Insurance premiums on China-routed shipments are up. Freight rerouting around contested shipping lanes adds cost. Compliance overhead on dual-use technology controls is rising. None of these line items existed in the 2019 P&L. They exist now, and they are not going away.

The environment is workable, the work is in the preparation

Trump arrived in Beijing with the largest corporate delegation in modern diplomatic history. Putin arrived alone. Both leaders left with deals. Neither left with a strategic concession that meaningfully changed the underlying balance with Beijing. That is what a multipolar trading system looks like in practice: an environment where major powers can transact intensively without yielding on the structural questions, and where the smaller, more concentrated economies in the system have to make their own resilience arrangements.

For Australia, the implication is operational, not ideological. The China market remains a strategic priority. The China relationship is also entering a sustained period of negotiated friction, and the businesses that prepare for that environment now — diversified customers, qualified alternative suppliers, mapped FTA pathways, board-level concentration awareness — will outperform those who keep building 2026 strategies on 2019 assumptions.

The good news is that Australia does not have to choose between being in China and being prepared for friction. The two are not in tension. They are the same project. Iron ore continues to ship. Premium food continues to sell. Education recovers. Critical minerals find new midstream partners. The job for boards and CEOs is to make sure the operating model is built for both directions of weather, not just one.

The return to 2019 is not coming. The environment ahead is workable. The work is in the preparation.

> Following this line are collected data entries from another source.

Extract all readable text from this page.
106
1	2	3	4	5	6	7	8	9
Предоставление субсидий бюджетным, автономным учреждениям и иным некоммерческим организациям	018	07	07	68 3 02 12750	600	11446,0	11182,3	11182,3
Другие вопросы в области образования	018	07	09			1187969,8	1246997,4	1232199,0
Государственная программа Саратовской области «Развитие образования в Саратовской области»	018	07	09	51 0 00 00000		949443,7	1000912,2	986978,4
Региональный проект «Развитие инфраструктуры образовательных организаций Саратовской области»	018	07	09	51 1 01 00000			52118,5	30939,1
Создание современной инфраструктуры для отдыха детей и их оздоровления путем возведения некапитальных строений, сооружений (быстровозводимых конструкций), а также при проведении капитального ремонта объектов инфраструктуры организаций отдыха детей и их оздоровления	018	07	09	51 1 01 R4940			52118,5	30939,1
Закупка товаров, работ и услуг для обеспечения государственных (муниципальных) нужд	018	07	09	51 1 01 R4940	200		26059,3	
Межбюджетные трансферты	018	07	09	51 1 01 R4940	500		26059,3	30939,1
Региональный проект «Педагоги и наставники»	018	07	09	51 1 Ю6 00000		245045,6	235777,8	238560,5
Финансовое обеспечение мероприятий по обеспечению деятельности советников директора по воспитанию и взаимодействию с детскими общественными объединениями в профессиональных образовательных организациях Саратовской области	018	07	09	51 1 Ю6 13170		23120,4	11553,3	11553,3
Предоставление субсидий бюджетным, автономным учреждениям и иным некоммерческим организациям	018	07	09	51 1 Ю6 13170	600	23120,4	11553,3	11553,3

Trade statistics are drawn from the Department of Foreign Affairs and Trade (DFAT) Australia's Trade in Goods and Services 2024-25, the Australian Bureau of Statistics International Trade Supplementary Information, and the Office of the Chief Economist's commodity reporting. International event coverage and analyst commentary draws on Reuters, CNBC, CNN, Bloomberg, Al Jazeera, the Washington Post, CBS News, CGTN, and Modern Diplomacy. This document provides general market analysis and does not constitute legal, financial, or trade-policy advice. Australian businesses should seek tailored counsel and engage Austrade and DFAT directly on market-entry questions before acting on the views expressed.